Today I am grateful for police officers. I know that cops have been bashed all over the news and social media these days because of a few horrible incidents, but in my experience. . .and this is MINE alone. . .I have found that police officers do their jobs with integrity, professionalism and honesty. I would love to say the same about other people I cross paths with but I can’t. Not today. Today I’m quoting Norm from the TV show Cheers when he said, “It’s a dog eat dog world out there and I’m wearing Milkbone underwear!” Maybe tomorrow.
We would still be wandering around the bowels of Philadelphia, literally, if we hadn’t had the help of some of the nicest people. . .all police officers. And boy was there a presence! Each time we asked for directions they assured us that they could help. “We don’t know which path to take to the subway that will take us to regional rail to get us back to Lansdale. Could you please help us?” We did not have a clue, either coming or going. Then we’d head out in the labyrinth following the directions provided. . .and get turned around again and have to ask another officer the same question. I had a fleeting thought that maybe we were being punked and there was a camera following us, but I haven’t seen anything on U-Tube, yet so probably not. I’m surprised we didn’t wind up in Jakarta!
On the streets, when we emerged from the subway in search of our son’s house, it was another police officer who pointed us in the right direction. During the parade, in the freezing cold, with the raw wind careening off the buildings like Chicago-in-February, an officer marched up and down the street chatting and joking with the crowd. All day! Same guy. Never, once was he impatient, or rude, or unaware. Some idiot down the block lit firecrackers and every cops head jerked to attention like beagles when the rabbit jumps out of the brush. Alert! They were friendly, kind, polite, yet very much on the job!
Male or female, heavy or thin, tall or short, young or old, black, white, Hispanic, Asian or anything else, after helping us, or answering our questions, each and every police officer said, “You have a good time and a very safe New Year!” Without fail! And they meant it. So I wished it right back at them and thanked them for their service. But it seemed inadequate. I have so much more to say.

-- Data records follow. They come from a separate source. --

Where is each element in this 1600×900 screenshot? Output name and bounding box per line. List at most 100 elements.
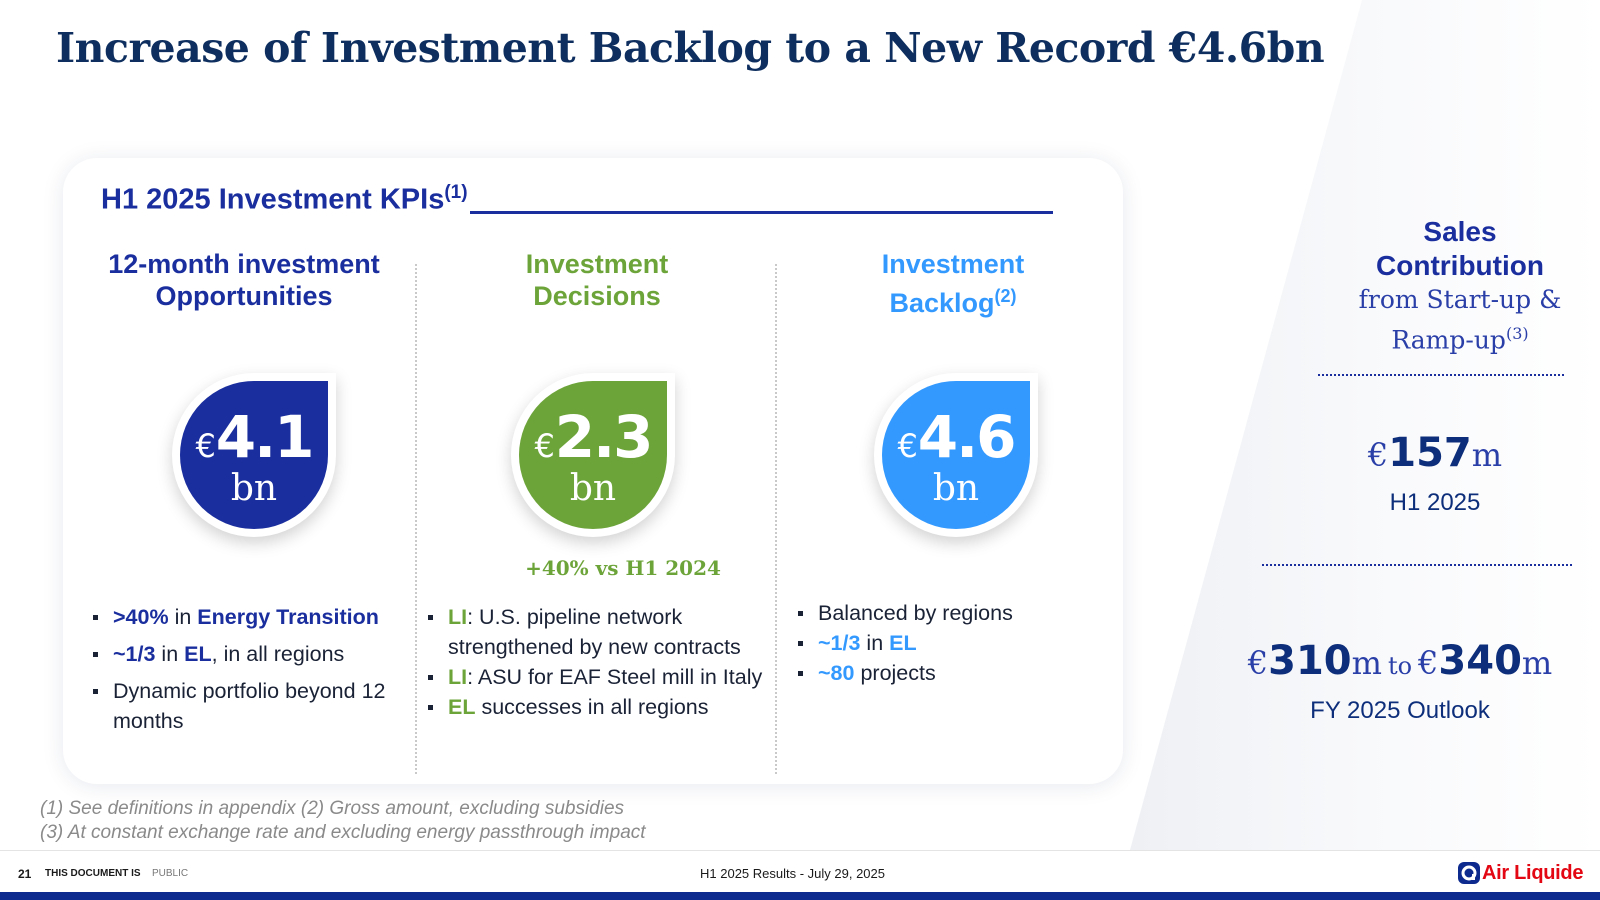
air-liquide-logo-icon — [1458, 862, 1480, 884]
list-item: ~1/3 in EL, in all regions — [93, 639, 393, 669]
footnote-line2: (3) At constant exchange rate and exclud… — [40, 822, 646, 843]
bullet-text: projects — [854, 661, 936, 685]
decisions-amount: 2.3 — [554, 403, 654, 471]
footnote-line1: (1) See definitions in appendix (2) Gros… — [40, 798, 625, 819]
opportunities-bullets: >40% in Energy Transition ~1/3 in EL, in… — [93, 602, 393, 736]
backlog-currency: € — [897, 427, 918, 465]
list-item: ~1/3 in EL — [798, 628, 1108, 658]
air-liquide-logo-text: Air Liquide — [1482, 862, 1584, 884]
opportunities-heading: 12-month investment Opportunities — [83, 248, 405, 312]
bullet-highlight: EL — [184, 642, 212, 666]
list-item: Balanced by regions — [798, 598, 1108, 628]
bullet-text: Dynamic portfolio beyond 12 months — [113, 679, 386, 733]
backlog-heading-line1: Investment — [881, 249, 1025, 279]
decisions-value: €2.3 — [519, 407, 667, 476]
fy-outlook-value: €310m to €340m — [1225, 638, 1575, 684]
bullet-highlight: Energy Transition — [197, 605, 379, 629]
sales-heading-line2: Contribution — [1376, 250, 1544, 281]
sales-heading-line4-wrap: Ramp-up(3) — [1330, 317, 1590, 357]
opportunities-amount: 4.1 — [215, 403, 315, 471]
decisions-value-badge: €2.3 bn — [511, 373, 675, 537]
bullet-text: : ASU for EAF Steel mill in Italy — [467, 665, 763, 689]
decisions-heading-line1: Investment — [525, 249, 669, 279]
h1-unit: m — [1471, 436, 1503, 474]
kpi-card-heading-rule — [470, 211, 1053, 214]
kpi-card-heading-text: H1 2025 Investment KPIs — [101, 183, 445, 216]
dotted-divider — [1262, 564, 1572, 566]
decisions-currency: € — [534, 427, 555, 465]
h1-sales-label: H1 2025 — [1389, 489, 1481, 516]
list-item: LI: ASU for EAF Steel mill in Italy — [428, 662, 773, 692]
backlog-heading-line2-wrap: Backlog(2) — [793, 280, 1113, 319]
bullet-highlight: LI — [448, 665, 468, 689]
bullet-text: , in all regions — [211, 642, 345, 666]
fy-range-to: to — [1387, 652, 1413, 680]
fy-unit-low: m — [1351, 644, 1382, 682]
sales-contribution-heading: Sales Contribution from Start-up & Ramp-… — [1330, 215, 1590, 357]
document-classification-label: THIS DOCUMENT IS — [45, 868, 141, 879]
bullet-highlight: EL — [448, 695, 476, 719]
list-item: >40% in Energy Transition — [93, 602, 393, 632]
backlog-amount: 4.6 — [917, 403, 1017, 471]
opportunities-heading-line2: Opportunities — [155, 281, 333, 311]
backlog-bullets: Balanced by regions ~1/3 in EL ~80 proje… — [798, 598, 1108, 688]
opportunities-currency: € — [195, 427, 216, 465]
page-title: Increase of Investment Backlog to a New … — [56, 24, 1325, 72]
sales-heading-note: (3) — [1505, 324, 1529, 343]
footer-event-date: H1 2025 Results - July 29, 2025 — [700, 866, 885, 881]
bullet-text: Balanced by regions — [818, 601, 1013, 625]
fy-currency-low: € — [1247, 644, 1269, 682]
bullet-text: in — [860, 631, 890, 655]
decisions-drop-shape: €2.3 bn — [519, 381, 667, 529]
bullet-highlight: EL — [889, 631, 917, 655]
backlog-heading-line2: Backlog — [889, 288, 995, 318]
page-number: 21 — [18, 867, 32, 881]
opportunities-unit: bn — [230, 468, 278, 509]
fy-amount-high: 340 — [1438, 638, 1522, 684]
backlog-value-badge: €4.6 bn — [874, 373, 1038, 537]
column-divider — [415, 264, 417, 774]
bullet-highlight: ~1/3 — [818, 631, 861, 655]
fy-outlook-label: FY 2025 Outlook — [1310, 697, 1490, 724]
sales-heading-line3: from Start-up & — [1358, 285, 1562, 314]
opportunities-drop-shape: €4.1 bn — [180, 381, 328, 529]
list-item: LI: U.S. pipeline network strengthened b… — [428, 602, 773, 662]
bullet-highlight: LI — [448, 605, 468, 629]
backlog-heading: Investment Backlog(2) — [793, 248, 1113, 319]
decisions-growth: +40% vs H1 2024 — [525, 556, 721, 580]
opportunities-value-badge: €4.1 bn — [172, 373, 336, 537]
list-item: EL successes in all regions — [428, 692, 773, 722]
fy-unit-high: m — [1521, 644, 1553, 682]
bullet-highlight: ~1/3 — [113, 642, 156, 666]
backlog-heading-note: (2) — [994, 286, 1017, 306]
bullet-text: successes in all regions — [475, 695, 709, 719]
list-item: Dynamic portfolio beyond 12 months — [93, 676, 393, 736]
footer-divider — [0, 850, 1600, 851]
fy-currency-high: € — [1418, 644, 1439, 682]
footer-brand-bar — [0, 892, 1600, 900]
backlog-drop-shape: €4.6 bn — [882, 381, 1030, 529]
sales-heading-line4: Ramp-up — [1391, 325, 1506, 355]
backlog-unit: bn — [932, 468, 980, 509]
decisions-heading-line2: Decisions — [533, 281, 661, 311]
list-item: ~80 projects — [798, 658, 1108, 688]
document-classification: PUBLIC — [152, 868, 189, 879]
opportunities-value: €4.1 — [180, 407, 328, 476]
bullet-text: : U.S. pipeline network strengthened by … — [448, 605, 741, 659]
column-divider — [775, 264, 777, 774]
h1-currency: € — [1367, 436, 1389, 474]
dotted-divider — [1318, 374, 1564, 376]
bullet-highlight: >40% — [113, 605, 169, 629]
bullet-text: in — [168, 605, 198, 629]
backlog-value: €4.6 — [882, 407, 1030, 476]
sales-heading-line1: Sales — [1423, 216, 1497, 247]
air-liquide-logo: Air Liquide — [1458, 860, 1588, 888]
opportunities-heading-line1: 12-month investment — [108, 249, 380, 279]
decisions-heading: Investment Decisions — [435, 248, 759, 312]
fy-amount-low: 310 — [1268, 638, 1352, 684]
bullet-text: in — [155, 642, 185, 666]
h1-sales-value: €157m — [1300, 430, 1570, 476]
bullet-highlight: ~80 — [818, 661, 855, 685]
kpi-card-heading: H1 2025 Investment KPIs(1) — [101, 182, 468, 217]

I want to tell them how much I appreciate their going into harm’s way for me every day, knowing that a simple traffic stop can turn disastrous in a heartbeat. Maybe a last heartbeat. Maybe their last heartbeat!
I didn’t have the opportunity to mention that I think of them every time there is a heinous murder like the brutal slaughter of five innocent people, all family members from three different locations, which we just experienced in my area, knowing that they, as first responders, see crimes that no human should ever have to witness. What do they see when they shut their eyes at night? I can’t imagine.
I didn’t get a chance to tell them that I respect their choice to be in law enforcement, but wonder how their families can possibly watch them leave for work every day, knowing how crazy it is for them out there. Especially now. There are no guarantees for any of us, but the ante is ratcheted up considerably if you’re a police officer in 2015.
I am all too aware that there are bad seeds in all walks of life. . .even among teachers, parents, children, politicians, businesses and the clergy, so it would stand to reason that there would be some in law enforcement, too. But in my experience, the police officers I have met rise like cream to the surface under less than optimum, crisis situations. And I am very grateful they have my back.